Probably approximately correct learning

PAC theory helps analyze whether and under what conditions a learner L with probably output an approximately correct classifier.

Let's define "approximate"

A hypothesis

$$ h \in H $$

is approximately correct if its error over the distribution of inputs is bounded by some E , 0<= E <=1/2. i.e.

$$ error_D(h) < ϵ $$

where D is the distribution over inputs.

Next, "probably", if L will output such a classifier with probability

$$ 1 - δ $$

with

$$ 0 <= δ <= 1/2, $$

we call that classifier probably approximately correct.

Knowing that a target concept is PAC learnable allows you to bound the sample size necessary to probably learn an approximately correct classifier, which is whats shown in teh formula you have reproduced:

$$ m ⋝ 1/ϵ(ln|H| + ln(1/δ)) $$

To gain some intuition about this, note the effects on m when you alter variables in the right hand side.
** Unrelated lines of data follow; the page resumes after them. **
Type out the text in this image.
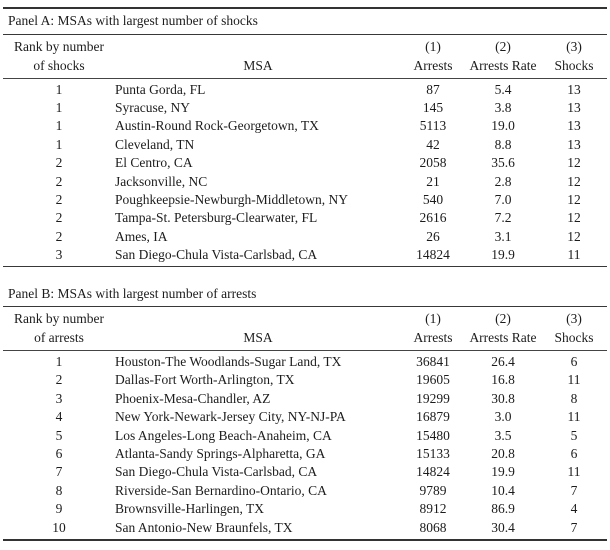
Panel A: MSAs with largest number of shocks				
Rank by number		(1)	(2)	(3)
of shocks	MSA	Arrests	Arrests Rate	Shocks
1	Punta Gorda, FL	87	5.4	13
1	Syracuse, NY	145	3.8	13
1	Austin-Round Rock-Georgetown, TX	5113	19.0	13
1	Cleveland, TN	42	8.8	13
2	El Centro, CA	2058	35.6	12
2	Jacksonville, NC	21	2.8	12
2	Poughkeepsie-Newburgh-Middletown, NY	540	7.0	12
2	Tampa-St. Petersburg-Clearwater, FL	2616	7.2	12
2	Ames, IA	26	3.1	12
3	San Diego-Chula Vista-Carlsbad, CA	14824	19.9	11
Panel B: MSAs with largest number of arrests				
Rank by number		(1)	(2)	(3)
of arrests	MSA	Arrests	Arrests Rate	Shocks
1	Houston-The Woodlands-Sugar Land, TX	36841	26.4	6
2	Dallas-Fort Worth-Arlington, TX	19605	16.8	11
3	Phoenix-Mesa-Chandler, AZ	19299	30.8	8
4	New York-Newark-Jersey City, NY-NJ-PA	16879	3.0	11
5	Los Angeles-Long Beach-Anaheim, CA	15480	3.5	5
6	Atlanta-Sandy Springs-Alpharetta, GA	15133	20.8	6
7	San Diego-Chula Vista-Carlsbad, CA	14824	19.9	11
8	Riverside-San Bernardino-Ontario, CA	9789	10.4	7
9	Brownsville-Harlingen, TX	8912	86.9	4
10	San Antonio-New Braunfels, TX	8068	30.4	7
As allowable error decreases, the necessary sample size grows.

Likewise, it grows with the probability of an approximately correct learner and with the size of the hypothesis space * H*

Loosely, a hypothesis space is the set of classifiers your algorithm considers.

More plainly, as you consider more possible classifiers, or desire a lower error or higher probability or correctness, you need data to distinguish between them.